Potential of Healthcare and Pharmaceutical Industries Hold Prospect: We are upbeat about STERIS' growth potential in the healthcare and pharmaceutical industries. With life expectancy on the rise globally, a larger aging population increases the demand for medical procedures. This, in turn, translates into higher use of single-use medical devices and surgical kits processed by the company.
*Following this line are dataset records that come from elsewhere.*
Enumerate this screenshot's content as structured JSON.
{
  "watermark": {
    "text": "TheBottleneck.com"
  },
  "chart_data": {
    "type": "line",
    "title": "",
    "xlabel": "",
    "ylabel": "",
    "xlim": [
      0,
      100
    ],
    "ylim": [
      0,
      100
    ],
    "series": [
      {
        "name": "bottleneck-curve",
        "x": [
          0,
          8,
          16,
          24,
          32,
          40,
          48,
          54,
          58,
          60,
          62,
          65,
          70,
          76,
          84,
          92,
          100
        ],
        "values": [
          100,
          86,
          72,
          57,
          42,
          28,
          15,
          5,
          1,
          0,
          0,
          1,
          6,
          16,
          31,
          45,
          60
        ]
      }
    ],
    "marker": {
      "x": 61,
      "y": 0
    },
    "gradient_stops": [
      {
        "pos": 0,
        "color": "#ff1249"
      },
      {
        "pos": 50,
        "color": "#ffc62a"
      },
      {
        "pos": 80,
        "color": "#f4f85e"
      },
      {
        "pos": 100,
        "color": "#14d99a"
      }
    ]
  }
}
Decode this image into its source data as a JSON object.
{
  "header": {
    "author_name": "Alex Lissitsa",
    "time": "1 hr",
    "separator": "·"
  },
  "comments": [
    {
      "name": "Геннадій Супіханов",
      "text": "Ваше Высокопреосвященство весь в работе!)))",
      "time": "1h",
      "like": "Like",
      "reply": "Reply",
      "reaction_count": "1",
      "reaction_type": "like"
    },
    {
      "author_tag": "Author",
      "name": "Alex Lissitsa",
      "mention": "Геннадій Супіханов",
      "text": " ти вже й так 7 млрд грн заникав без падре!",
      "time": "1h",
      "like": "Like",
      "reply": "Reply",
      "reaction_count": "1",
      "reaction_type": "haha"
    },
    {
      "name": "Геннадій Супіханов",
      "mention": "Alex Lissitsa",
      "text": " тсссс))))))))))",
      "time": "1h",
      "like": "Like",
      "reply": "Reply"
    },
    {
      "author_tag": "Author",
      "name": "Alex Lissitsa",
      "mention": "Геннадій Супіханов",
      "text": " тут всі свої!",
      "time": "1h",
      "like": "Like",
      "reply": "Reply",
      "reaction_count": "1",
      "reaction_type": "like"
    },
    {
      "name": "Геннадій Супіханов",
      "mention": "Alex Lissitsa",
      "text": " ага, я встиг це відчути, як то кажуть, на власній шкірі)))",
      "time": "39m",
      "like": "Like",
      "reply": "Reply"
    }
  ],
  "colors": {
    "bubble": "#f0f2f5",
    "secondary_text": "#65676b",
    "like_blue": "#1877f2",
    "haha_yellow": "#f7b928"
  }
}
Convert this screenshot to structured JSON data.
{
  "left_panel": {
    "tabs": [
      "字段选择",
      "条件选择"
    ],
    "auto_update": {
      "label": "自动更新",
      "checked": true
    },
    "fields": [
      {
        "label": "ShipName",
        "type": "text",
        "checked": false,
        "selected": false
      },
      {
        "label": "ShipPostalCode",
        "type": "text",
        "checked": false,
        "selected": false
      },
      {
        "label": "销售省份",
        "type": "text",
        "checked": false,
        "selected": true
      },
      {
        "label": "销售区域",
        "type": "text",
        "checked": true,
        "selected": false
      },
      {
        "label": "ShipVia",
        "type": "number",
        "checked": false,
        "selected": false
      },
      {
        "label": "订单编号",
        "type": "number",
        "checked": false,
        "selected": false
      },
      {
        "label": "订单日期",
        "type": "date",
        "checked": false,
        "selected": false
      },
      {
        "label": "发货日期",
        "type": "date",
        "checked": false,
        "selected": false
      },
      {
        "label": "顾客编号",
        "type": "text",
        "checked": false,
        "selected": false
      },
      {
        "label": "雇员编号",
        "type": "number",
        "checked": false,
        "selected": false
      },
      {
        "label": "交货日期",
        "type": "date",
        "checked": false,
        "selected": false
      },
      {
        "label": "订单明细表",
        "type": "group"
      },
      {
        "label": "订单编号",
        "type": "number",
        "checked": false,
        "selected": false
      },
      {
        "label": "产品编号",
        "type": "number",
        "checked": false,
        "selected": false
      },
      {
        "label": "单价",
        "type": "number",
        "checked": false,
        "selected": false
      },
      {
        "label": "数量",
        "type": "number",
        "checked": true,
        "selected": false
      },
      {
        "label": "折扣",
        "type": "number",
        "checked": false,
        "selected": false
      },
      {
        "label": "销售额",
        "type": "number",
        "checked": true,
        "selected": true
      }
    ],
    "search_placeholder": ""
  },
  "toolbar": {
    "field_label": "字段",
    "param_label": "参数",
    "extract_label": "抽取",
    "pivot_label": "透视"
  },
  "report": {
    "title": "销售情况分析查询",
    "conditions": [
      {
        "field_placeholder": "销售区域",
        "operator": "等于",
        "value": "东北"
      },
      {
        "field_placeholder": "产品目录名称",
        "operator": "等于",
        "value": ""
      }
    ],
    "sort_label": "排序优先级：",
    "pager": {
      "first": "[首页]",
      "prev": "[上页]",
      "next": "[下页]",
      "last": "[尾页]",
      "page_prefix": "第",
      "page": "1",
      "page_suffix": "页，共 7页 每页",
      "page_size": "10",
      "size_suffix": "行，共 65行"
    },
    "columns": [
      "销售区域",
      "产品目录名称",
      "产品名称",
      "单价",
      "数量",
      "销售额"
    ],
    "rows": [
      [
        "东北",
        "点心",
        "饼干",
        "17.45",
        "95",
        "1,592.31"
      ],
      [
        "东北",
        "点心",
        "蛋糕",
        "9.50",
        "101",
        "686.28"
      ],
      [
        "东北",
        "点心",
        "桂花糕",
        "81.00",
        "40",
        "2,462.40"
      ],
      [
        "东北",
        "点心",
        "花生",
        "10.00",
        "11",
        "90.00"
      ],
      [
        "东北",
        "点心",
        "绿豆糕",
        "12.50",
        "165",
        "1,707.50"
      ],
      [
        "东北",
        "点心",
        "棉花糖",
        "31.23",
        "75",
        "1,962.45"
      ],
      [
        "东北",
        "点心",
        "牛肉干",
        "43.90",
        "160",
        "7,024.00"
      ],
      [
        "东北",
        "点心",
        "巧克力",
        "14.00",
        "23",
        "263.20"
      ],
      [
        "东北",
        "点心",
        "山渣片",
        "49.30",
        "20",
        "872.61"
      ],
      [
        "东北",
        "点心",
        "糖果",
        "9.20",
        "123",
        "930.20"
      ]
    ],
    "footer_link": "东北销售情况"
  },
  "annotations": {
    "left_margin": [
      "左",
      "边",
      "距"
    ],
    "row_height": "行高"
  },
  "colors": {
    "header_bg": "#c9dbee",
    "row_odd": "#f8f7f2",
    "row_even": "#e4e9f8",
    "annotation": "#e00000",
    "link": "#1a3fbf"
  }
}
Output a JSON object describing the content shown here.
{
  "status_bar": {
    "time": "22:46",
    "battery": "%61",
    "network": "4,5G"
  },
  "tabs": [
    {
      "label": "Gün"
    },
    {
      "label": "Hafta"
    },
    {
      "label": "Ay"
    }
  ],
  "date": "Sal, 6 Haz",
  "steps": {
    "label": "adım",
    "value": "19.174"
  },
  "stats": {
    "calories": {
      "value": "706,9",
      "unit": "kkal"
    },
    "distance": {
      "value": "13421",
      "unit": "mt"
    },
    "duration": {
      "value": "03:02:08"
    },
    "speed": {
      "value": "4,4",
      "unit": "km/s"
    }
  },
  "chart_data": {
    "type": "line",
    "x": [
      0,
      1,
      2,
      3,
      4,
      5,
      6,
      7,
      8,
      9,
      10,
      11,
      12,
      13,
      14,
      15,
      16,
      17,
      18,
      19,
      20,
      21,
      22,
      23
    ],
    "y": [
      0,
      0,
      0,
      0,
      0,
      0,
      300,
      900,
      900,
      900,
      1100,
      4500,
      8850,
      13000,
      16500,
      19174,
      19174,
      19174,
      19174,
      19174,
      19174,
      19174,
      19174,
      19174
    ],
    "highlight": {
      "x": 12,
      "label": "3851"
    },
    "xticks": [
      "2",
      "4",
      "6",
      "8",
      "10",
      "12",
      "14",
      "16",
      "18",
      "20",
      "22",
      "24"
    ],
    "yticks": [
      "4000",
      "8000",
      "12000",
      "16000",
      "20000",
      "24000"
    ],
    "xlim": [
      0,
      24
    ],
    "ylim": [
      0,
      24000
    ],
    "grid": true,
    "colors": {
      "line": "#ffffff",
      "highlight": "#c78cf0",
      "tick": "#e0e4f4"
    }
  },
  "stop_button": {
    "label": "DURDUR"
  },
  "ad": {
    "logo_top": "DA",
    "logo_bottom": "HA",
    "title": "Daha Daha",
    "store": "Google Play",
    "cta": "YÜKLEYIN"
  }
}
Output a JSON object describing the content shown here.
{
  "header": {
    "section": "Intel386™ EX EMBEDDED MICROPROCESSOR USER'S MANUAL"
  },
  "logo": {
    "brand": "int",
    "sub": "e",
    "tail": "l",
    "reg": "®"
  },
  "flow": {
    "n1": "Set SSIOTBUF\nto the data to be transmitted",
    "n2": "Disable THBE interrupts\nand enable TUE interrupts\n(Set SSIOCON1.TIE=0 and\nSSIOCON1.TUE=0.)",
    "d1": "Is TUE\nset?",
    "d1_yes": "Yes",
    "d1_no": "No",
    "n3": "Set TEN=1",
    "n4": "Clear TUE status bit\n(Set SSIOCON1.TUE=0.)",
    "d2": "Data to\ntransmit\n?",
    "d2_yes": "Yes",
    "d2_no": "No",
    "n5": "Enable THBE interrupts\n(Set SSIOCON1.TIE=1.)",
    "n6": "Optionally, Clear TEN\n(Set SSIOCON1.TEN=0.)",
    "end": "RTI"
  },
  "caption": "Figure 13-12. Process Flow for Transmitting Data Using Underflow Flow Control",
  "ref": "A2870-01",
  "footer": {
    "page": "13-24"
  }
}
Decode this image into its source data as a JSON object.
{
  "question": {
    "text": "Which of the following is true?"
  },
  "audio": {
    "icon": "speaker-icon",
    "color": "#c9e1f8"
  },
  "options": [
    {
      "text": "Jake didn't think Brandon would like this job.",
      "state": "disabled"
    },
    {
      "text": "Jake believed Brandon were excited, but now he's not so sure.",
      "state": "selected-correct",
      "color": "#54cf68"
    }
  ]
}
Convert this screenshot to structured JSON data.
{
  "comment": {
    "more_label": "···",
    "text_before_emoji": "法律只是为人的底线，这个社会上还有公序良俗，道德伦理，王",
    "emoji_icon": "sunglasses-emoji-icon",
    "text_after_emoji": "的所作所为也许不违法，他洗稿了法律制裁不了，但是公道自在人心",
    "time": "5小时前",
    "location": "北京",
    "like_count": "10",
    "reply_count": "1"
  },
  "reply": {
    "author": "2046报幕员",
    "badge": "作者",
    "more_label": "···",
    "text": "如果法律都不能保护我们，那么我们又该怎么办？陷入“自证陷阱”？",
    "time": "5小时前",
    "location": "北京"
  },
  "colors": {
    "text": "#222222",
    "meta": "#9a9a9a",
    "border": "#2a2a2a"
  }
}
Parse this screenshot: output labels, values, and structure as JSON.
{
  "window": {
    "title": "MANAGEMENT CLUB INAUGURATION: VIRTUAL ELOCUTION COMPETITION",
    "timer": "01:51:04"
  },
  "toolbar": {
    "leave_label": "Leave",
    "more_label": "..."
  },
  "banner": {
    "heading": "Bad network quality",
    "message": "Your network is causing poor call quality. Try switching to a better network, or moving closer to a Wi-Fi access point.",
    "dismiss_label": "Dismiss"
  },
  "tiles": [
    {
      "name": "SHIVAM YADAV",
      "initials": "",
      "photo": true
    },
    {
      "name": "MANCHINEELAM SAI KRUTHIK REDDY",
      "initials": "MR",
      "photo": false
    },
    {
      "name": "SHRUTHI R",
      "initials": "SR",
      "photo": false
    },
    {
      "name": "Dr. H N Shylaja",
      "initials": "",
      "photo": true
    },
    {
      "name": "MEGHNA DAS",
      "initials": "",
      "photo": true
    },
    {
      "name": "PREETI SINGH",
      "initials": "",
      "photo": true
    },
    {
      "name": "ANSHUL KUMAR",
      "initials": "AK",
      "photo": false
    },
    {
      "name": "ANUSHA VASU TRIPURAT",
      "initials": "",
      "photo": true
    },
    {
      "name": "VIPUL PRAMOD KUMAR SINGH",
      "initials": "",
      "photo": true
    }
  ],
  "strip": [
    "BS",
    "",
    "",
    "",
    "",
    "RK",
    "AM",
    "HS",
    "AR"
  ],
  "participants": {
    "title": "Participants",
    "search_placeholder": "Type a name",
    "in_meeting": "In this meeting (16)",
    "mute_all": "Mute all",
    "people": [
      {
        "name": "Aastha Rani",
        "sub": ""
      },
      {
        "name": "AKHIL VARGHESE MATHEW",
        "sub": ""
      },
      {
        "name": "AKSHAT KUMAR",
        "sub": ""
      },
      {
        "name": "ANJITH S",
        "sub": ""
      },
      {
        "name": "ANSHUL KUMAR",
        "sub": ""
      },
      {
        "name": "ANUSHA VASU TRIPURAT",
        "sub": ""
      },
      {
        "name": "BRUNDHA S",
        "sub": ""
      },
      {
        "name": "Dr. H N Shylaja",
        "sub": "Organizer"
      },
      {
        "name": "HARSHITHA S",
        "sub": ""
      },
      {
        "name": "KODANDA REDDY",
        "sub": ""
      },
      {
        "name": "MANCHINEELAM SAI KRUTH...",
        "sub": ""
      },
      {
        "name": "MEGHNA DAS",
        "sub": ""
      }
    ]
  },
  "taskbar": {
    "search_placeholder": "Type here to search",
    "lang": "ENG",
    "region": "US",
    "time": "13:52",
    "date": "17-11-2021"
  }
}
Q3 Results Impressive: STERIS’ year-over-year organic revenue growth at constant currency in the fiscal third quarter was impressive. Contributions from elevated consumer demand and a broader portfolio of products and services bode well for the company. Expansion of both margins during the quarter is also encouraging. In addition, increased fiscal 2020 guidance instills investors’ confidence in the stock.

However, despite the upsides, the company’s stock price may witness a downturn due to several customers’ consolidations, which resulted partly from healthcare cost-reduction measures. Further, the ongoing coronavirus pandemic is pulling down share prices as a whole and leading to an economic crisis.

Estimate Trend

STERIS is witnessing a positive estimate revision trend for 2020. Over the past 60 days, the Zacks Consensus Estimate for its earnings has moved 0.7% north to $5.62.

The Zacks Consensus Estimate for the company’s fourth-quarter 2020 revenues is pegged at $807.5 million, suggesting a 5.1% rise from the year-ago reported number.

Other Key Picks

Some other top-ranked stocks from the broader medical space are ResMed Inc. RMD, National Vision Holdings, Inc. EYE and Phibro Animal Health Corporation PAHC.

ResMed has a projected long-term earnings growth rate of 14.4%. It currently carries a Zacks Rank #2 (Buy). You can see the complete list of today’s Zacks #1 Rank stocks here.

National Vision’s long-term earnings growth rate is estimated at 10.7%. The company presently has a Zacks Rank #2.

Phibro’s long-term earnings growth rate is estimated at 2.1%. It currently carries a Zacks Rank #2.